First things first, let’s lay out what event swag really is. Swag or schwag, as some say, is known as promotional items or goods given to people who attend or participate in an event. Now that that’s out of the way, let’s get to it.
Event swag has seen some highs and lows in the event industry. In the early 2000s, people would attend a party just for the gift bag. (They were that good.) Companies would seemingly try to one up the next on which could create the better swag. Then, brands started giving away items just for the sake of giving them away…and most swag went unused — irrelevant samples, cheap tchotchkes, garishly-branded items, coupons, etc. (What are you supposed to do with a coupon at an event?) So, sadly event swag sort of disappeared.
In recent years, free promotional products are back on the rise. In a culture that is oversaturated with consumer goods, brands are trying to create experiences for the customer that will keep them coming back. So, there’s no harm in giving consumers or event attendees an awesome free gift — it’s actually a great move to build brand awareness, ignite a call to action, or simply say thank you for your loyalty.

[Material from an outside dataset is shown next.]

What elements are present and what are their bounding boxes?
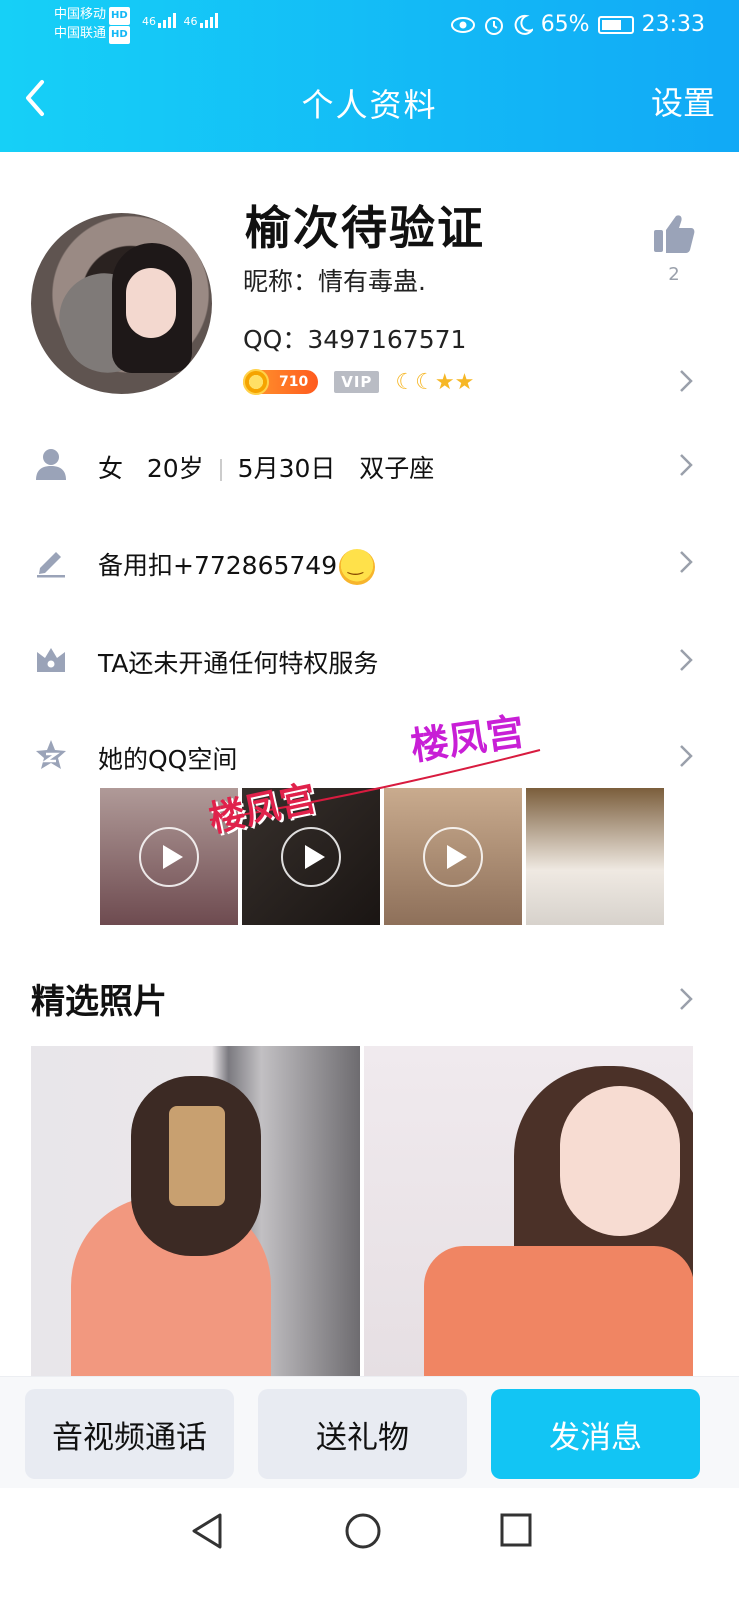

Typically, the purpose of giving away swag is for the recipient to reuse it in a way that others see it and talk about it. (Continue the discussion, if you will.) That goal is usually accomplished when the swag gifted is practical and actually reusable. Here are some examples of good swag:
- Subtly branded umbrella — Fact: it rains everywhere and everyone always needs an umbrella
- Notebook and pen — While a little old school, a good notebook and pen are always useful
- The actual product you’re launching — If the goal of your launch event is to continue the conversation, attendees should most definitely walk away with that product
- Portable charger — In the digital age, we can’t think of a better gift
- Portable speaker — Perfect for a music-themed event
Swag Isn’t for Everybody
(A GENIUS IDEA)
Ok, so we’ve been over the fact that some event swag is useful and some of it is most definitely toss-able. (When will brands learn?)
“You can never have enough free stuff. Until you do.”
In 2016, Hershey relaunched its Take 5 candy bar at SXSW and produced an activation called the Swag Exchange. Attendees swapped free swag they didn’t want for stuff they actually did, like flasks, portable iPhone projectors, dinner reservations, and gift cards. On top of that, Hershey did a little good and donated the traded-in goods to Austin-based charities. As a result, the activation saw over 18.5 million media impressions and Hershey’s gave over 5,000 products to charity. Win. Win.